Wpatrywałem się w Harry'ego który opowiadał mi jak przyłapał Zayna i Pana Payne'a. Uzgodniliśmy że jeżeli skończę "to cokolwiek łączy mnie" z Zaynem to on nic nikomu nie powie o tym co widział gdy do mnie przyszedł. Siedzieliśmy w knajpce jedząc na spółkę porcję frytek. Jest piątek a my zamiast na imprezie, jesteśmy w paskudnym miejscu jedząc o dziwo dobre frytki. Patrzyłem na mojego przyjaciela. Nawet gdybym chciał, nie potrafiłbym się w nim zakochać. Jest prawieże homofobem, ale jakoś mnie znosi.
- Gdybyś znalazł sobie dziewczynę, myślę że od razu byś się naprostował - powiedział Hazz. Wywróciłem oczami i sięgnąłem po colę.
- Nie lubię dziewczyn.
- Ta jest fajna - wskazał dziewczynę siedzącą na barze. Zmarszczyłem brwi, kojarzyłem ją skądś. No tak, z imprezy - Nie długo jest bal kończący szkołę - powiedział nagle. Uniosłem brwi i wstałem. Zaproszę jakąś dziewczynę na bal, chciałbym sprawdzić czy Zayn będzie zazdrosny. Podszedłem do tej z imprezy i dotknąłem jej kolana by zwróciła na mnie uwagę.
- Jestem Niall, pamiętasz? Poznaliśmy się jakiś czas temu.
- A ja Carter - uśmiechnęła się. Kiwnąlem głową.
- Chcesz pójść ze mną na bal w mojej szkole?
- Czy ty przypadkiem nie byłeś gejem? - uniosła brwi. Wzruszyłem ramionami.
- Dla ciebie mógłbym polubić dziewczyny - uśmiechnąlem się rzucając tym beznadziejnym tekstem.
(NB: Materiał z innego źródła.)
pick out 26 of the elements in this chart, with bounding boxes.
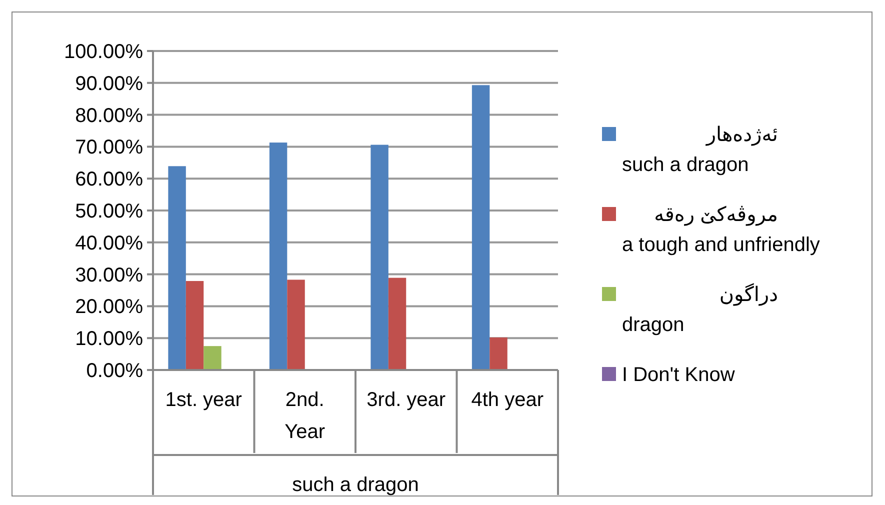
x-tick-label: 3rd. year	[366, 389, 446, 411]
y-tick-label: 80.00%	[75, 104, 144, 127]
x-axis-title: such a dragon	[292, 474, 419, 496]
y-tick-label: 60.00%	[75, 168, 144, 191]
bar	[168, 166, 186, 370]
y-tick-label: 0.00%	[86, 360, 144, 382]
y-tick-label: 20.00%	[75, 296, 144, 318]
y-tick-label: 90.00%	[75, 72, 144, 95]
x-tick-label: 1st. year	[165, 389, 242, 411]
bar	[472, 85, 490, 370]
bar	[490, 337, 508, 370]
bar	[204, 346, 222, 370]
y-tick-label: 40.00%	[75, 232, 144, 254]
bar	[269, 142, 288, 370]
x-tick-label: 4th year	[471, 389, 544, 411]
y-tick-label: 70.00%	[75, 136, 144, 159]
legend-label: I Don't Know	[622, 364, 736, 386]
bar	[186, 281, 204, 370]
x-tick-label: 2nd. Year	[284, 389, 326, 443]
y-tick-label: 30.00%	[75, 264, 144, 286]
y-tick-label: 10.00%	[75, 328, 144, 350]
bar	[287, 280, 305, 370]
bar	[388, 278, 406, 370]
y-tick-label: 100.00%	[64, 41, 144, 63]
bar	[370, 144, 388, 370]
y-tick-label: 50.00%	[75, 200, 144, 222]
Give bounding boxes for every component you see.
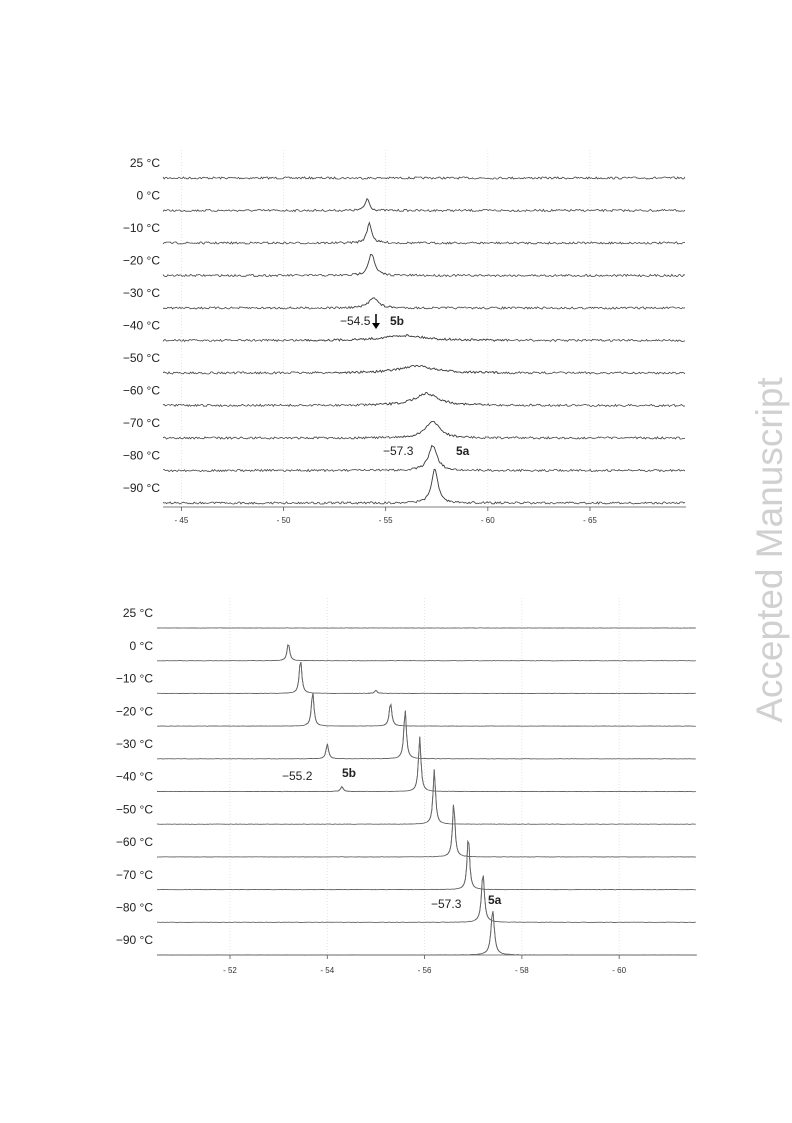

Ale tylko ten beznadziejny tekst przekonał ją by poszła ze mną na bal. Wróciłem do Harry'ego który od razu potrząsnął głową.
- Nie wierzę, mój najbardziej gejowski przyjaciel gej zaprosił gdzieś jakąś dziewczynę! I ta dziewczyna się zgodziła! - zawołał.
- A ty idziesz sam Styles - uśmiechnąlem się szeroko a jego mina zrzedła.
- Znajdzie się jeszcze ktoś.. - wymamrotał.
- Radzę szybko się rozglądać - powiedziałem patrząc na Carter która uśmiechała się do mnie. Tak bardzo chciałem by Zayn nie był dupkiem.